In my offense (at UCLA), I thought I was more effective as a guard, but I was able to play tackle. I was able to step up when my team did need it. So I've told teams wherever I can get a chance to play to compete for a job on Day 1, I'll be more than willing to do it. —Xavier Su'a-Filo
Versatility is a key part of Xavier Su'a-Filo's game, and he's hoping it leads to an early starting gig in his NFL career.
The Timpview High alum is one of 85 underclassmen participating in this year's NFL Scouting Combine, as workouts began Saturday and run through Tuesday. Following his junior year at UCLA in 2013, the LDS returned missionary who was born in American Fork chose to make the leap to the pro ranks.
He has no intention of waiting his turn to make it on the field, after starting all 40 games he played for the Bruins. Last year, he split time between left guard (seven starts) and left tackle (six).
"In my offense (at UCLA), I thought I was more effective as a guard, but I was able to play tackle," Su'a-Filo told NFL Network after his workout Saturday. "I was able to step up when my team did need it. So I've told teams wherever I can get a chance to play to compete for a job on Day 1, I'll be more than willing to do it."
Su'a-Filo's 4.44-second time in the 20-yard shuttle at the Combine Saturday was tied for third for offensive linemen. His other numbers included: 25 reps in the bench press, a 5.04-second 40-yard dash, 25-inch leap in the vertical jump, 102 inches in the long jump and a 7.6-second effort in the three-cone drill. Su'a-Filo's performance made an impression on Sports Illustrated's Doug Farrar, who named the Utahn one of his risers from Day 1 of the Combine.

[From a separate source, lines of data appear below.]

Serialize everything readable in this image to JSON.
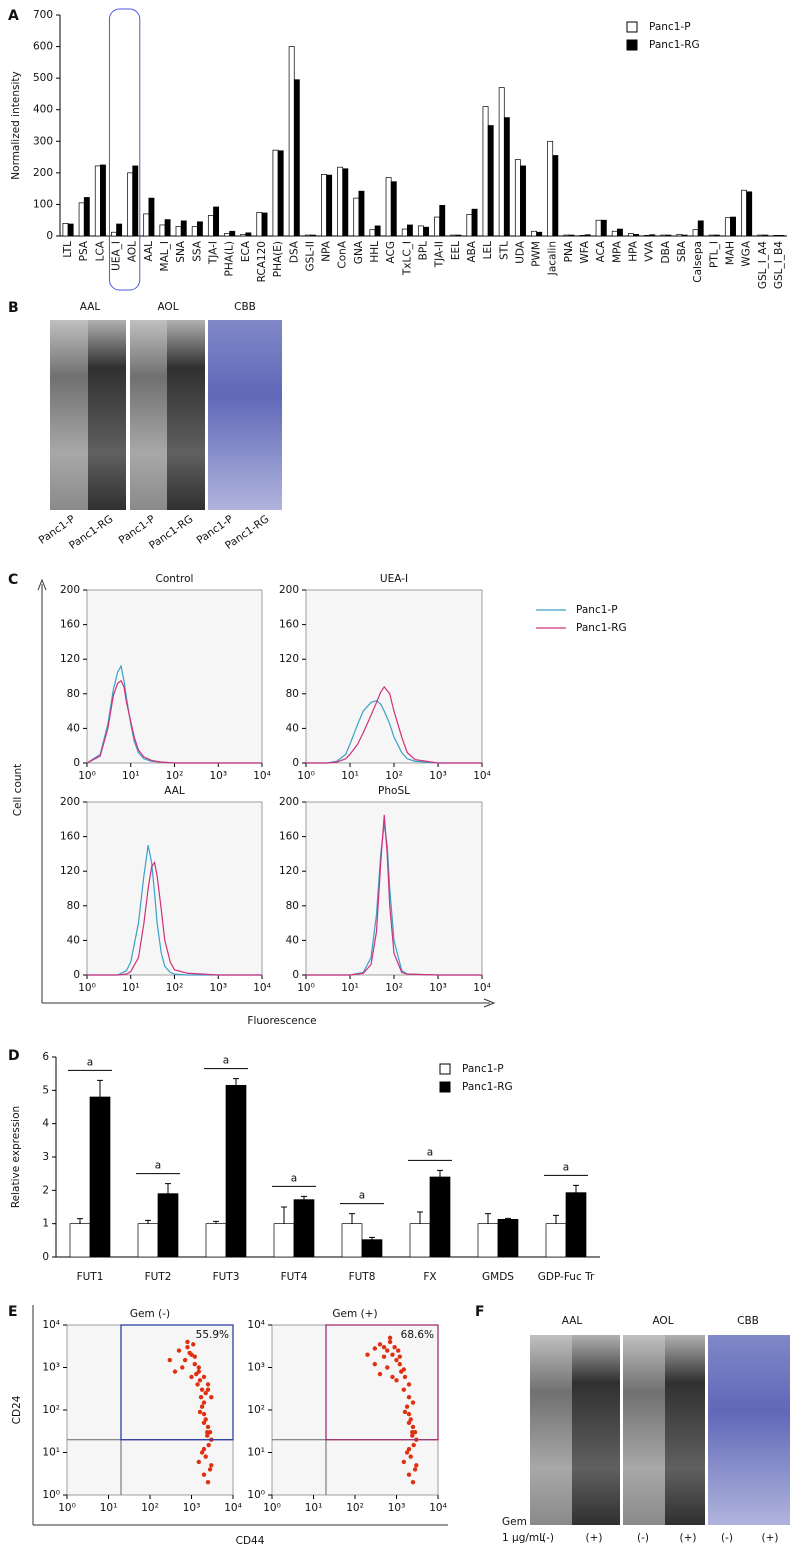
{
  "panel_labels": [
    "A",
    "B",
    "C",
    "D",
    "E",
    "F"
  ],
  "blot_B": {
    "stains": [
      "AAL",
      "AOL",
      "CBB"
    ],
    "lanes": [
      "Panc1-P",
      "Panc1-RG"
    ]
  },
  "blot_F": {
    "stains": [
      "AAL",
      "AOL",
      "CBB"
    ],
    "treatment": "Gem",
    "dose": "1 μg/mL",
    "lanes": [
      "(-)",
      "(+)"
    ]
  },
  "panel_C_axes": {
    "y_label": "Cell count",
    "x_label": "Fluorescence"
  },
  "panel_E_axes": {
    "y_label": "CD24",
    "x_label": "CD44"
  },
  "chart_data": [
    {
      "type": "bar",
      "ylabel": "Normalized intensity",
      "legend": "upper right",
      "categories": [
        "LTL",
        "PSA",
        "LCA",
        "UEA_I",
        "AOL",
        "AAL",
        "MAL_I",
        "SNA",
        "SSA",
        "TJA-I",
        "PHA(L)",
        "ECA",
        "RCA120",
        "PHA(E)",
        "DSA",
        "GSL-II",
        "NPA",
        "ConA",
        "GNA",
        "HHL",
        "ACG",
        "TxLC_I",
        "BPL",
        "TJA-II",
        "EEL",
        "ABA",
        "LEL",
        "STL",
        "UDA",
        "PWM",
        "Jacalin",
        "PNA",
        "WFA",
        "ACA",
        "MPA",
        "HPA",
        "VVA",
        "DBA",
        "SBA",
        "Calsepa",
        "PTL_I",
        "MAH",
        "WGA",
        "GSL_I_A4",
        "GSL_I_B4"
      ],
      "series": [
        {
          "name": "Panc1-P",
          "color": "#ffffff",
          "values": [
            40,
            105,
            222,
            12,
            200,
            70,
            35,
            30,
            30,
            65,
            8,
            5,
            75,
            272,
            600,
            3,
            195,
            218,
            120,
            20,
            185,
            22,
            32,
            60,
            3,
            68,
            410,
            470,
            242,
            15,
            300,
            3,
            2,
            50,
            15,
            8,
            2,
            3,
            5,
            20,
            3,
            58,
            145,
            3,
            2
          ]
        },
        {
          "name": "Panc1-RG",
          "color": "#000000",
          "values": [
            38,
            122,
            225,
            38,
            222,
            120,
            52,
            48,
            45,
            92,
            15,
            10,
            73,
            270,
            495,
            3,
            193,
            213,
            142,
            32,
            172,
            35,
            28,
            97,
            3,
            85,
            350,
            375,
            222,
            12,
            255,
            3,
            4,
            50,
            22,
            5,
            4,
            3,
            3,
            48,
            3,
            60,
            140,
            3,
            2
          ]
        }
      ],
      "ylim": [
        0,
        700
      ],
      "yticks": [
        0,
        100,
        200,
        300,
        400,
        500,
        600,
        700
      ]
    },
    {
      "type": "line",
      "title": "Control",
      "legend": "outside right",
      "x": [
        1,
        2,
        3,
        4,
        5,
        6,
        7,
        8,
        10,
        12,
        15,
        20,
        30,
        50,
        100,
        1000,
        10000
      ],
      "series": [
        {
          "name": "Panc1-P",
          "color": "#3aa0c8",
          "values": [
            0,
            10,
            45,
            85,
            105,
            112,
            95,
            75,
            45,
            25,
            12,
            5,
            2,
            1,
            0,
            0,
            0
          ]
        },
        {
          "name": "Panc1-RG",
          "color": "#d0307a",
          "values": [
            0,
            8,
            40,
            78,
            92,
            95,
            88,
            70,
            48,
            30,
            15,
            7,
            3,
            1,
            0,
            0,
            0
          ]
        }
      ],
      "xlim": [
        1,
        10000
      ],
      "xlog": true,
      "xticks": [
        {
          "value": 1,
          "label": "10⁰"
        },
        {
          "value": 10,
          "label": "10¹"
        },
        {
          "value": 100,
          "label": "10²"
        },
        {
          "value": 1000,
          "label": "10³"
        },
        {
          "value": 10000,
          "label": "10⁴"
        }
      ],
      "ylim": [
        0,
        200
      ],
      "yticks": [
        0,
        40,
        80,
        120,
        160,
        200
      ]
    },
    {
      "type": "line",
      "title": "UEA-I",
      "x": [
        1,
        3,
        5,
        8,
        10,
        15,
        20,
        30,
        40,
        50,
        60,
        80,
        100,
        150,
        200,
        300,
        1000,
        10000
      ],
      "series": [
        {
          "name": "Panc1-P",
          "color": "#3aa0c8",
          "values": [
            0,
            0,
            2,
            10,
            22,
            45,
            60,
            70,
            72,
            68,
            60,
            45,
            30,
            12,
            5,
            2,
            0,
            0
          ]
        },
        {
          "name": "Panc1-RG",
          "color": "#d0307a",
          "values": [
            0,
            0,
            1,
            5,
            10,
            22,
            35,
            55,
            70,
            82,
            88,
            80,
            60,
            30,
            12,
            4,
            0,
            0
          ]
        }
      ],
      "xlim": [
        1,
        10000
      ],
      "xlog": true,
      "xticks": [
        {
          "value": 1,
          "label": "10⁰"
        },
        {
          "value": 10,
          "label": "10¹"
        },
        {
          "value": 100,
          "label": "10²"
        },
        {
          "value": 1000,
          "label": "10³"
        },
        {
          "value": 10000,
          "label": "10⁴"
        }
      ],
      "ylim": [
        0,
        200
      ],
      "yticks": [
        0,
        40,
        80,
        120,
        160,
        200
      ]
    },
    {
      "type": "line",
      "title": "AAL",
      "x": [
        1,
        5,
        8,
        10,
        15,
        20,
        25,
        30,
        35,
        40,
        50,
        60,
        80,
        100,
        200,
        1000,
        10000
      ],
      "series": [
        {
          "name": "Panc1-P",
          "color": "#3aa0c8",
          "values": [
            0,
            0,
            5,
            15,
            60,
            115,
            150,
            130,
            95,
            60,
            25,
            10,
            3,
            1,
            0,
            0,
            0
          ]
        },
        {
          "name": "Panc1-RG",
          "color": "#d0307a",
          "values": [
            0,
            0,
            1,
            4,
            20,
            60,
            100,
            125,
            130,
            115,
            75,
            40,
            15,
            6,
            2,
            0,
            0
          ]
        }
      ],
      "xlim": [
        1,
        10000
      ],
      "xlog": true,
      "xticks": [
        {
          "value": 1,
          "label": "10⁰"
        },
        {
          "value": 10,
          "label": "10¹"
        },
        {
          "value": 100,
          "label": "10²"
        },
        {
          "value": 1000,
          "label": "10³"
        },
        {
          "value": 10000,
          "label": "10⁴"
        }
      ],
      "ylim": [
        0,
        200
      ],
      "yticks": [
        0,
        40,
        80,
        120,
        160,
        200
      ]
    },
    {
      "type": "line",
      "title": "PhoSL",
      "x": [
        1,
        10,
        20,
        30,
        40,
        50,
        60,
        70,
        80,
        100,
        150,
        200,
        1000,
        10000
      ],
      "series": [
        {
          "name": "Panc1-P",
          "color": "#3aa0c8",
          "values": [
            0,
            0,
            3,
            20,
            70,
            140,
            175,
            150,
            100,
            40,
            5,
            1,
            0,
            0
          ]
        },
        {
          "name": "Panc1-RG",
          "color": "#d0307a",
          "values": [
            0,
            0,
            2,
            12,
            50,
            130,
            185,
            140,
            80,
            25,
            3,
            1,
            0,
            0
          ]
        }
      ],
      "xlim": [
        1,
        10000
      ],
      "xlog": true,
      "xticks": [
        {
          "value": 1,
          "label": "10⁰"
        },
        {
          "value": 10,
          "label": "10¹"
        },
        {
          "value": 100,
          "label": "10²"
        },
        {
          "value": 1000,
          "label": "10³"
        },
        {
          "value": 10000,
          "label": "10⁴"
        }
      ],
      "ylim": [
        0,
        200
      ],
      "yticks": [
        0,
        40,
        80,
        120,
        160,
        200
      ]
    },
    {
      "type": "bar",
      "ylabel": "Relative expression",
      "legend": "upper right",
      "categories": [
        "FUT1",
        "FUT2",
        "FUT3",
        "FUT4",
        "FUT8",
        "FX",
        "GMDS",
        "GDP-Fuc Tr"
      ],
      "series": [
        {
          "name": "Panc1-P",
          "color": "#ffffff",
          "values": [
            1,
            1,
            1,
            1,
            1,
            1,
            1,
            1
          ],
          "errors": [
            0.15,
            0.1,
            0.07,
            0.5,
            0.3,
            0.35,
            0.3,
            0.25
          ]
        },
        {
          "name": "Panc1-RG",
          "color": "#000000",
          "values": [
            4.8,
            1.9,
            5.15,
            1.72,
            0.52,
            2.4,
            1.13,
            1.93
          ],
          "errors": [
            0.5,
            0.3,
            0.2,
            0.1,
            0.07,
            0.2,
            0.03,
            0.22
          ]
        }
      ],
      "significance": [
        "a",
        "a",
        "a",
        "a",
        "a",
        "a",
        null,
        "a"
      ],
      "ylim": [
        0,
        6
      ],
      "yticks": [
        0,
        1,
        2,
        3,
        4,
        5,
        6
      ]
    },
    {
      "type": "scatter",
      "title": "Gem (-)",
      "annotation": "55.9%",
      "gate": {
        "x": 20,
        "y": 20
      },
      "gate_color": "#3040a0",
      "color": "#e03010",
      "x": [
        300,
        500,
        800,
        1000,
        1200,
        1500,
        2000,
        2500,
        400,
        700,
        900,
        1100,
        1300,
        1600,
        1800,
        2200,
        600,
        1000,
        1400,
        1700,
        2000,
        3000,
        800,
        1200,
        1500,
        2500,
        1800,
        2000,
        2200,
        2500,
        2800,
        3000,
        1600,
        2000,
        2400,
        2600,
        1800,
        2200,
        3000,
        1500,
        2000,
        2500,
        2800,
        2000,
        2400
      ],
      "y": [
        1500,
        2500,
        3000,
        2000,
        1200,
        800,
        600,
        400,
        800,
        1500,
        2200,
        3500,
        700,
        500,
        300,
        250,
        1000,
        600,
        400,
        200,
        150,
        200,
        4000,
        1800,
        1000,
        300,
        120,
        80,
        60,
        40,
        30,
        20,
        90,
        50,
        30,
        15,
        10,
        8,
        5,
        6,
        3,
        2,
        4,
        12,
        25
      ],
      "xlim": [
        1,
        10000
      ],
      "xlog": true,
      "ylim": [
        1,
        10000
      ],
      "ylog": true,
      "xticks": [
        {
          "value": 1,
          "label": "10⁰"
        },
        {
          "value": 10,
          "label": "10¹"
        },
        {
          "value": 100,
          "label": "10²"
        },
        {
          "value": 1000,
          "label": "10³"
        },
        {
          "value": 10000,
          "label": "10⁴"
        }
      ],
      "yticks": [
        {
          "value": 1,
          "label": "10⁰"
        },
        {
          "value": 10,
          "label": "10¹"
        },
        {
          "value": 100,
          "label": "10²"
        },
        {
          "value": 1000,
          "label": "10³"
        },
        {
          "value": 10000,
          "label": "10⁴"
        }
      ]
    },
    {
      "type": "scatter",
      "title": "Gem (+)",
      "annotation": "68.6%",
      "gate": {
        "x": 20,
        "y": 20
      },
      "gate_color": "#a03070",
      "color": "#e03010",
      "x": [
        200,
        300,
        400,
        500,
        600,
        800,
        1000,
        1200,
        1500,
        300,
        500,
        700,
        900,
        1100,
        1300,
        1600,
        2000,
        400,
        600,
        800,
        1000,
        1500,
        2000,
        2500,
        1800,
        2000,
        2200,
        2500,
        2800,
        3000,
        1600,
        2000,
        2400,
        2600,
        1800,
        2200,
        3000,
        1500,
        2000,
        2500,
        2800,
        2000,
        2400,
        700,
        1200
      ],
      "y": [
        2000,
        2800,
        3500,
        3000,
        2500,
        2000,
        1500,
        1200,
        900,
        1200,
        1800,
        4000,
        3000,
        2500,
        800,
        600,
        400,
        700,
        1000,
        600,
        500,
        300,
        200,
        150,
        120,
        80,
        60,
        40,
        30,
        20,
        90,
        50,
        30,
        15,
        10,
        8,
        5,
        6,
        3,
        2,
        4,
        12,
        25,
        5000,
        1800
      ],
      "xlim": [
        1,
        10000
      ],
      "xlog": true,
      "ylim": [
        1,
        10000
      ],
      "ylog": true,
      "xticks": [
        {
          "value": 1,
          "label": "10⁰"
        },
        {
          "value": 10,
          "label": "10¹"
        },
        {
          "value": 100,
          "label": "10²"
        },
        {
          "value": 1000,
          "label": "10³"
        },
        {
          "value": 10000,
          "label": "10⁴"
        }
      ],
      "yticks": [
        {
          "value": 1,
          "label": "10⁰"
        },
        {
          "value": 10,
          "label": "10¹"
        },
        {
          "value": 100,
          "label": "10²"
        },
        {
          "value": 1000,
          "label": "10³"
        },
        {
          "value": 10000,
          "label": "10⁴"
        }
      ]
    }
  ]
}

"Many believe that Stanford’s David Yankey is the best guard in this draft class. But the more I watch Su’a-Filo, the more I think he’ll be the better player over time," Farrar wrote. "Certain players just hit the game with a specific and effective nasty streak, and that’s what he’s got.
"He could probably be a right tackle in the NFL, but I’d prefer him as a gap guard who could also play zone. He’s a pure finisher who seems determined to play right to (and sometimes through) the whistle."
Su'a-Filo is a potential first-round draft prospect, though he could also have his named called on Day 2 of the 2014 NFL Draft. With the Bruins, though, he's had an added benefit of working under head coach Jim Mora the past two seasons. Mora spent two decades as a coach in the NFL — including four years as head coach with the Atlanta Falcons and Seattle Seahawks — before taking over the helm at UCLA.
"Coach Mora taught us a lot about treating everybody the same but not only being accountable but responsible for your teammates," Su'a-Filo said about his college coach. "And really, what I envision the NFL staff being like was the kind of coaching experience he established at UCLA. Discipline, doing exactly what your coach wants all the time and being responsible, even off the field."
Su'a-Filo admits he plays with a mean streak, and he has a current pro he likes to pattern his game after.
"I try to play like Logan Mankins, the left guard for the New England Patriots," he said. "Learning about him, he was a first-round draft pick out of Fresno State. But he went from Day 1 and started immediately and he's a five or six-time Pro Bowler for the Patriots. The thing I like about him is he's nothing pretty. I think it looks pretty, but he's physical, he's nasty and he's mean. Really, I try to play like that."
How others with Utah ties performed during Saturday's Combine workouts
Jake Murphy, Utah tight end: The former Ute who left school after his junior year had a pair of top performances at the Combine. He finished fourth among tight ends with a 7.18-second effort in the three-cone drill, and his 4.27-second time in the 20-yard shuttle was second-best among his position group.
Anthony Denham, Utah tight end: Denham clocked 4.7 seconds in the 40-yard dash and had a 32.5-inch vertical leap.
Joe Don Duncan, Dixie State tight end: Duncan, who couldn't participate in workouts because of a broken foot, still made a strong impression in the only physical activity he could do. He finished first among the tight ends with 35 reps in the bench press, seven more than the next-best tight end.
Tyler Larsen, Utah State center: Larsen's 36 reps on the bench press was tied for second among offensive linemen. Larsen also ran an 8.22-second three-cone drill, a 4.7-second 20-yard shuttle and had leaps of 23.5 inches in the vertical jump and 102 inches in the broad jump.
D.J. Tialavea, Utah State tight end: Tialavea was slowed by an injury and did not compete in any workouts.